Essendo la verità sostanzialmente un giudizio (giudico bene se colgo le cose per quello che sono, cioè con verità), la sorgente e la pienezza della verità è Dio stesso, Creatore e Signore di tutte le cose, fatto uomo in Cristo. Il giudizio autentico e completo spetta dunque a Lui solo. Suo sarà infatti l’inappellabile giudizio finale, che chiamiamo infatti “giudizio universale”, e sarà appunto il rendersi universalmente evidente della Verità e anche della nostra conformità o difformità ad essa. Ma Dio, mediante la Sua Rivelazione ed il nostro assenso mediante la fede, ci fa partecipi del Suo giudizio, proprio perché ci fa conoscere il Suo pensiero, la Verità (“Conoscerete la verità e la verità vi farà liberi … e se il Figlio vi farà liberi, sarete liberi davvero!”, Gv 8,32.36; cfr. 1Cor 2,16).
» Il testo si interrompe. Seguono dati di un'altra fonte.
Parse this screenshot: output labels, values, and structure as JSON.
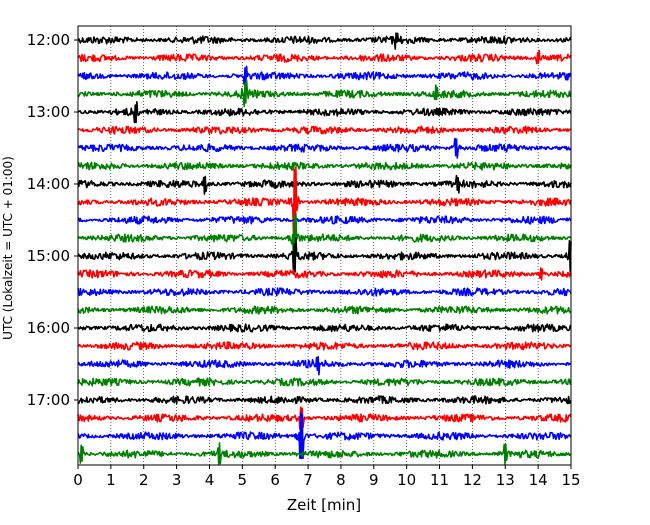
{
  "chart_data": {
    "type": "line",
    "title": "",
    "xlabel": "Zeit  [min]",
    "ylabel": "UTC (Lokalzeit = UTC + 01:00)",
    "xlim": [
      0,
      15
    ],
    "x_ticks": [
      0,
      1,
      2,
      3,
      4,
      5,
      6,
      7,
      8,
      9,
      10,
      11,
      12,
      13,
      14,
      15
    ],
    "x_tick_labels": [
      "0",
      "1",
      "2",
      "3",
      "4",
      "5",
      "6",
      "7",
      "8",
      "9",
      "10",
      "11",
      "12",
      "13",
      "14",
      "15"
    ],
    "y_tick_labels": [
      "12:00",
      "13:00",
      "14:00",
      "15:00",
      "16:00",
      "17:00"
    ],
    "grid": "vertical dotted",
    "line_colors": [
      "#000000",
      "#ff0000",
      "#0000ff",
      "#008000"
    ],
    "trace_start_times": [
      "12:00",
      "12:15",
      "12:30",
      "12:45",
      "13:00",
      "13:15",
      "13:30",
      "13:45",
      "14:00",
      "14:15",
      "14:30",
      "14:45",
      "15:00",
      "15:15",
      "15:30",
      "15:45",
      "16:00",
      "16:15",
      "16:30",
      "16:45",
      "17:00",
      "17:15",
      "17:30",
      "17:45"
    ],
    "events": [
      {
        "trace": "12:00",
        "minute": 9.7,
        "amp": 0.6
      },
      {
        "trace": "12:15",
        "minute": 14.0,
        "amp": 0.7
      },
      {
        "trace": "12:30",
        "minute": 5.1,
        "amp": 0.8
      },
      {
        "trace": "12:45",
        "minute": 5.1,
        "amp": 1.3
      },
      {
        "trace": "12:45",
        "minute": 10.9,
        "amp": 0.7
      },
      {
        "trace": "13:00",
        "minute": 1.75,
        "amp": 1.0
      },
      {
        "trace": "13:30",
        "minute": 11.5,
        "amp": 1.0
      },
      {
        "trace": "14:00",
        "minute": 3.85,
        "amp": 0.9
      },
      {
        "trace": "14:00",
        "minute": 11.55,
        "amp": 0.8
      },
      {
        "trace": "14:15",
        "minute": 6.6,
        "amp": 3.8
      },
      {
        "trace": "14:45",
        "minute": 6.6,
        "amp": 2.5
      },
      {
        "trace": "15:00",
        "minute": 15.0,
        "amp": 1.5
      },
      {
        "trace": "15:00",
        "minute": 6.6,
        "amp": 1.7
      },
      {
        "trace": "15:15",
        "minute": 14.1,
        "amp": 0.6
      },
      {
        "trace": "16:30",
        "minute": 7.3,
        "amp": 0.8
      },
      {
        "trace": "17:15",
        "minute": 6.8,
        "amp": 1.2
      },
      {
        "trace": "17:30",
        "minute": 6.8,
        "amp": 2.5
      },
      {
        "trace": "17:45",
        "minute": 4.3,
        "amp": 1.0
      },
      {
        "trace": "17:45",
        "minute": 13.0,
        "amp": 1.0
      },
      {
        "trace": "17:45",
        "minute": 0.1,
        "amp": 0.9
      }
    ]
  }
}
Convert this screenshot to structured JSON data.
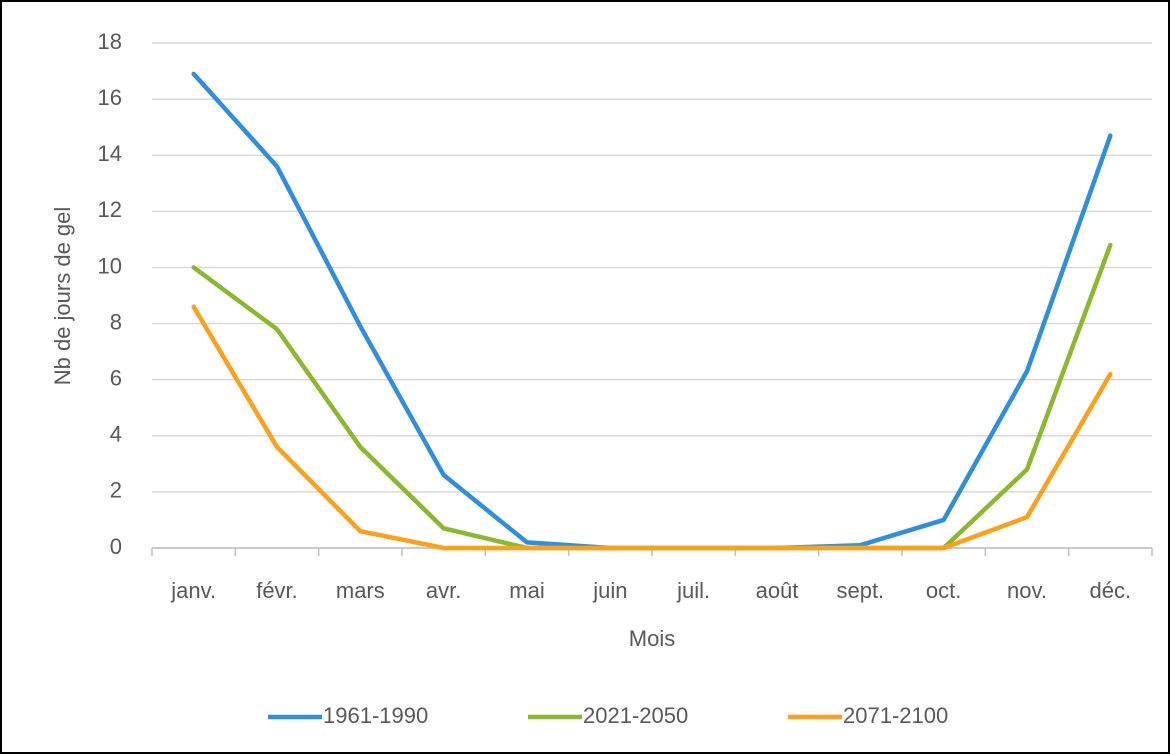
{
  "chart_data": {
    "type": "line",
    "x_label": "Mois",
    "y_label": "Nb de jours de gel",
    "categories": [
      "janv.",
      "févr.",
      "mars",
      "avr.",
      "mai",
      "juin",
      "juil.",
      "août",
      "sept.",
      "oct.",
      "nov.",
      "déc."
    ],
    "series": [
      {
        "name": "1961-1990",
        "color": "#2e8fe0",
        "values": [
          16.9,
          13.6,
          7.9,
          2.6,
          0.2,
          0,
          0,
          0,
          0.1,
          1.0,
          6.3,
          14.7
        ]
      },
      {
        "name": "2021-2050",
        "color": "#8cb82b",
        "values": [
          10.0,
          7.8,
          3.6,
          0.7,
          0,
          0,
          0,
          0,
          0,
          0,
          2.8,
          10.8
        ]
      },
      {
        "name": "2071-2100",
        "color": "#ff9f1a",
        "values": [
          8.6,
          3.6,
          0.6,
          0,
          0,
          0,
          0,
          0,
          0,
          0,
          1.1,
          6.2
        ]
      }
    ],
    "ylim": [
      0,
      18
    ],
    "yticks": [
      0,
      2,
      4,
      6,
      8,
      10,
      12,
      14,
      16,
      18
    ],
    "grid": true,
    "legend": "bottom"
  }
}
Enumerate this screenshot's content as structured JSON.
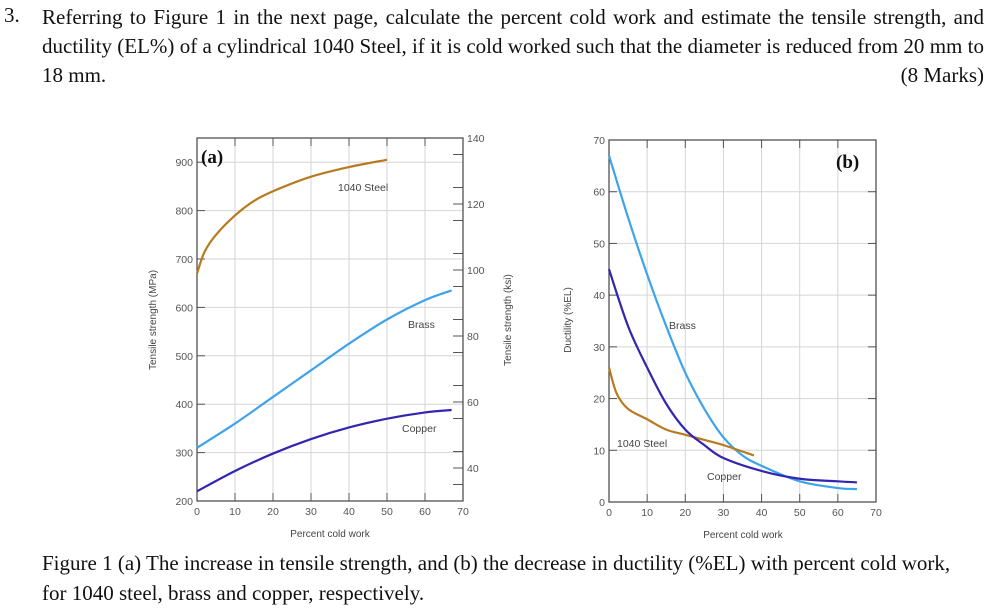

La fede stessa, come risposta e assenso a ciò che Dio ci rivela, è il nuovo “giudizio” su tutte le cose, la scoperta della verità della vita e di tutte le cose. Quando dunque Gesù ci dice che non dobbiamo giudicare, significa che non possiamo giudicare adeguatamente le persone (cfr. Lc 6,37). Questo giudizio spetta infatti a Lui solo, perché solo Lui può sapere il grado di colpevolezza o di merito di una persona, perché solo Lui può conoscere il segreto dell’uomo ed il rapporto reale tra le grazie donate e l’impegno di quella persona nel farle fruttificare (“talenti” dati e trafficati, cfr. Mt 25,14-30). Invece, per un giudizio sulla verità, sul bene e sul male, possiamo dire che proprio l’incontro con Cristo, con la Sua parola, la Sua vita, la Sua presenza, ci permette il giudizio nuovo e più profondo su tutte le cose (la “fede” è questo giudizio; cfr. 1Cor 2,15), cioè di scoprire molto meglio (ma mai contrariamente) di come potremmo farlo con la solo ragione, di cosa è vero, bene, bello, cioè del senso vero della vita.